Hoje, que lugar para o médico? 17/03/2016

Por Alain Mouzat

Será que o médico terá que disputar espaço com máquinas e esteticistas? Lacan propunha outra solução

Duas notícias vindas da França no mesmo dia e que dizem muito sobre o estado da medicina:

Primeiro, a instalação numa cidadezinha do interior da França ameaçada pela desertificação médica (nenhum médico fica lá muito tempo) da primeira cabine de telemedicina instalada numa farmácia e à disposição do público. Antes havia, nas farmácias, balanças e medidores de pressão, agora a cabine oferece mais: tem instrumentos para medir, pesar, calcular o índice de massa corpórea, medir a pressão, saber a taxa de oxigênio no sangue, mas também um estetoscópio, um dermatoscópio (que permite o exame da pele e pode servir para identificar melanomas), e um retinógrafo (para exames de fundo de olho, por exemplo).

Não se trata de uma aventura comercial sensacionalista, mas de um experimento amparado por todos os órgãos de saúde social da França. Quer dizer, é para ser levado a sério. É o futuro da medicina que já chegou.

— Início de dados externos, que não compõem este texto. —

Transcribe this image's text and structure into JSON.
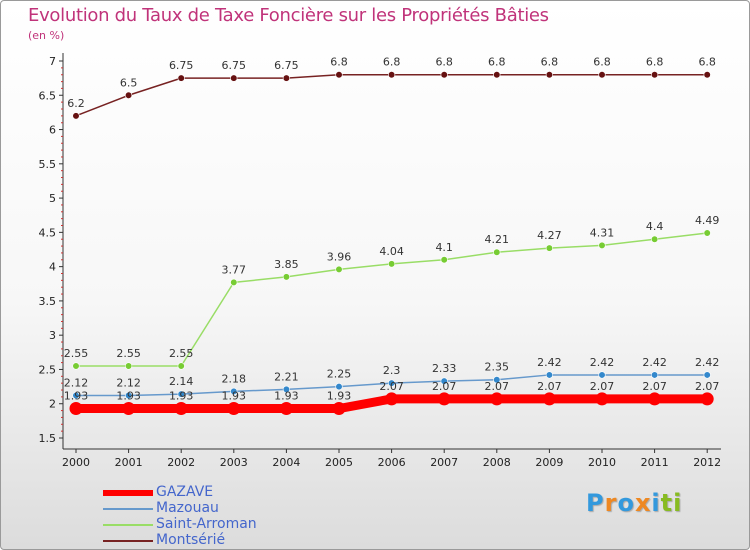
{
  "chart_data": {
    "type": "line",
    "title": "Evolution du Taux de Taxe Foncière sur les Propriétés Bâties",
    "ylabel": "(en %)",
    "xlabel": "",
    "ylim": [
      1.5,
      7
    ],
    "yticks": [
      "1.5",
      "2",
      "2.5",
      "3",
      "3.5",
      "4",
      "4.5",
      "5",
      "5.5",
      "6",
      "6.5",
      "7"
    ],
    "categories": [
      "2000",
      "2001",
      "2002",
      "2003",
      "2004",
      "2005",
      "2006",
      "2007",
      "2008",
      "2009",
      "2010",
      "2011",
      "2012"
    ],
    "series": [
      {
        "name": "GAZAVE",
        "color": "#ff0000",
        "values": [
          1.93,
          1.93,
          1.93,
          1.93,
          1.93,
          1.93,
          2.07,
          2.07,
          2.07,
          2.07,
          2.07,
          2.07,
          2.07
        ],
        "labels": [
          "1.93",
          "1.93",
          "1.93",
          "1.93",
          "1.93",
          "1.93",
          "2.07",
          "2.07",
          "2.07",
          "2.07",
          "2.07",
          "2.07",
          "2.07"
        ]
      },
      {
        "name": "Mazouau",
        "color": "#6699cc",
        "marker": "#3388cc",
        "values": [
          2.12,
          2.12,
          2.14,
          2.18,
          2.21,
          2.25,
          2.3,
          2.33,
          2.35,
          2.42,
          2.42,
          2.42,
          2.42
        ],
        "labels": [
          "2.12",
          "2.12",
          "2.14",
          "2.18",
          "2.21",
          "2.25",
          "2.3",
          "2.33",
          "2.35",
          "2.42",
          "2.42",
          "2.42",
          "2.42"
        ]
      },
      {
        "name": "Saint-Arroman",
        "color": "#99dd66",
        "marker": "#77cc33",
        "values": [
          2.55,
          2.55,
          2.55,
          3.77,
          3.85,
          3.96,
          4.04,
          4.1,
          4.21,
          4.27,
          4.31,
          4.4,
          4.49
        ],
        "labels": [
          "2.55",
          "2.55",
          "2.55",
          "3.77",
          "3.85",
          "3.96",
          "4.04",
          "4.1",
          "4.21",
          "4.27",
          "4.31",
          "4.4",
          "4.49"
        ]
      },
      {
        "name": "Montsérié",
        "color": "#772222",
        "marker": "#661111",
        "values": [
          6.2,
          6.5,
          6.75,
          6.75,
          6.75,
          6.8,
          6.8,
          6.8,
          6.8,
          6.8,
          6.8,
          6.8,
          6.8
        ],
        "labels": [
          "6.2",
          "6.5",
          "6.75",
          "6.75",
          "6.75",
          "6.8",
          "6.8",
          "6.8",
          "6.8",
          "6.8",
          "6.8",
          "6.8",
          "6.8"
        ]
      }
    ],
    "legend": "bottom-left"
  },
  "logo": {
    "letters": [
      "P",
      "r",
      "o",
      "x",
      "i",
      "t",
      "i"
    ],
    "colors": [
      "#3399dd",
      "#ee8822",
      "#3399dd",
      "#ee8822",
      "#3399dd",
      "#88bb22",
      "#88bb22"
    ]
  }
}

A segunda notícia também é loquaz: os médicos na França conseguiram preservar na justiça o monopólio da depilação definitiva (com luz pulsada) contra as reivindicações das esteticistas.

Lacan avisava no dia 16 de fevereiro de 1966 numa conferência debate no Colégio de Medicina no hospital da Salpétrière (há exatos 50 anos) que hoje a medicina tinha entrado em sua fase científica, e que o domínio da ciência estava modificando drasticamente a função dos médicos. Hoje eles se encontram confrontados com uma demanda de saúde sem limites – remédios são exigidos, e são oferecidos conselhos e diagnósticos on line para grupos de pacientes – demanda incentivada pela oferta dos laboratórios: para tudo tem remédio. Por outro lado, a sua “ciência” perde em consistência: um exame de DNA será mais facilmente interpretado por um geneticista…

Será que o médico terá que disputar espaço com máquinas e esteticistas? Lacan propunha outra solução, introduzir a psicanálise na formação do médico para ele poder interpretar a demanda, restituindo ao paciente a responsabilidade de sua posição de sujeito, e ao médico o espaço da honra de sua profissão.

Alain Mouzat é professor da Universidade de São Paulo, doutor em linguística, psicanalista e membro do Instituto da Psicanálise Lacaniana.